Delayed growth with decreased body mass for age was also observed with doses of 50 mg/L and 250 mg/L of lead in the drinking water for 270 and 180 days, respectively [13]. The timing between 60 and 90 days has been described to be particularly important for lead incorporation, since this time window is characterized by rapid growth in rodents [14]. This is the probable reason why we only observed differences in total body mass and tibia mass in the Pb-60D group. Regarding the effect of lead on a decrease in bone mass, there have been already descriptions of lead leading to decreased bone mass, but with much higher doses. Female rats with 21 days of age were exposed to 1000 mg/L of lead acetate for 90 days, showing an average of 632.29 mg/g (±94.23) of lead in bone ash [8]. In another study, male rats were exposed to 500 mg/L of lead acetate during 12 weeks, reaching 58.16 ± 15.57 μg/g of lead in bone [9].

Many inconsistencies found in the concentration of lead found in the literature are probably related to the fact that whole blood is the most widely used biomarker of exposure. When different animal studies are compared and only whole blood lead is measured and displayed, results will likely not be consistent with the true exposure. As known for quite some time now, lead in bones is the best direct measure related to the degree of exposure to lead [15, 16]. In a study on the effect of lead on rat fetuses [10], significant differences were found in size and body weight between the following groups that were exposed to lead acetate in the mother's drinking water 0.250 mg/L and 500 mg/L. The authors concluded that there was an inverse relationship between the amount of lead to which the fetuses were exposed and the size and weight of the animals, and that lead interferes with normal development since the very early stages, leading to a delay in bone development. It must be mentioned that in the real environment coexposures are certainly not an exception but are many times the case. And some toxicants are bone-seeking agents, such as lead, and could also be easily determined in bone. A case in point is lead and fluoride, both found in industrial areas, and whose coexposures increase by 2-3 times the concentrations of lead in calcified tissues and whole blood, not changing the fluoride concentrations. Interestingly, the enamel defects normally found in rats under conditions of high fluoride exposure are much worsened in the presence of lead [17]. Therefore, the careful measurement of lead in bone is not only very important for the better understanding of the lead amount to which the animal was exposed but is also important to understand possible outcomes such as function of organs and cells.

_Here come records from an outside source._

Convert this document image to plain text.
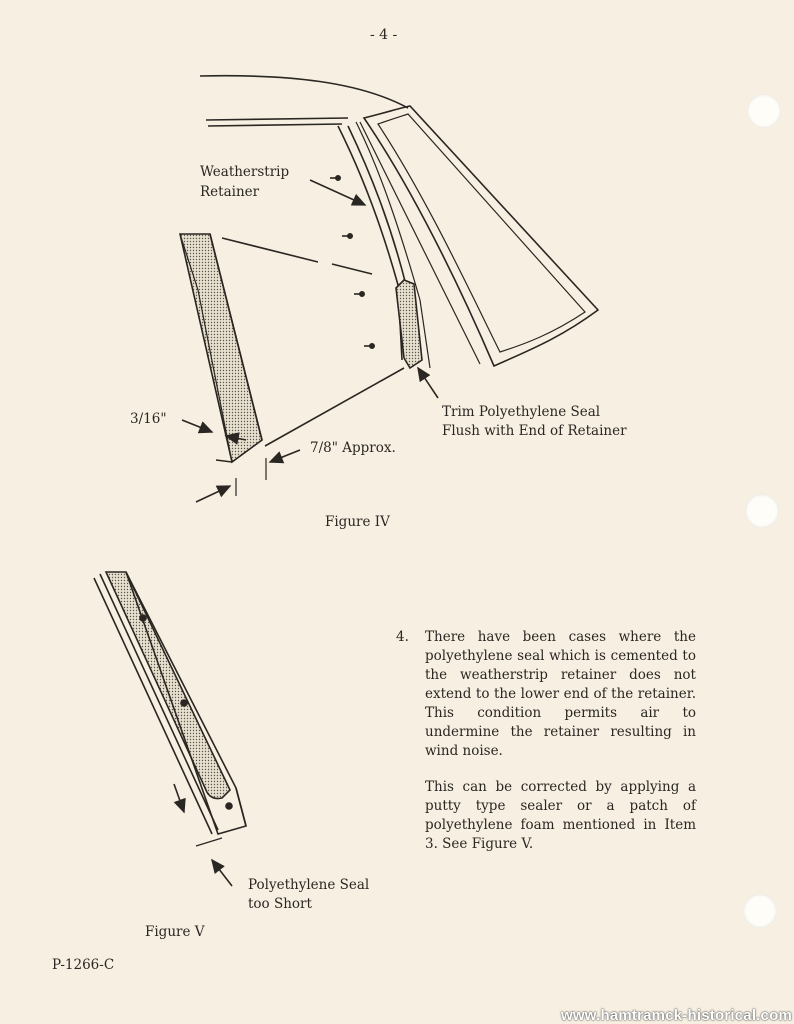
- 4 -
Weatherstrip
Retainer
3/16"
7/8" Approx.
Trim Polyethylene Seal
Flush with End of Retainer
Figure IV
Polyethylene Seal
too Short
Figure V
4.	There have been cases where the polyethylene seal which is cemented to the weatherstrip retainer does not extend to the lower end of the retainer. This condition permits air to undermine the retainer resulting in wind noise.

This can be corrected by applying a putty type sealer or a patch of polyethylene foam mentioned in Item 3. See Figure V.

P-1266-C
www.hamtramck-historical.com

Since in animals the bone is easily obtained, this study supplies the details of how to obtain accurate measures and supports the need to use bone as the best marker of internal dose.

4. Conclusions

The first finding of this study shows a 5 times increase in the concentration of lead in the bone found in the 60-day-old rats in comparison with the 28-day-old rats, with no changes found in the whole blood lead concentrations of these animals. This finding lends additional support to the importance of bone as a tissue that stores lead during the remodeling process characteristic of growth. Lead determinations in bone should be a requirement when growing animals exposed to lead are analyzed. So far, most studies in animals only determine lead in whole blood as a way to characterize the exposure to lead. This study shows differences in lead concentrations in bone and whole blood in animals exposed to lead for 28 and 60 days. Finally the differences in body weight in 60-day animals were also presented.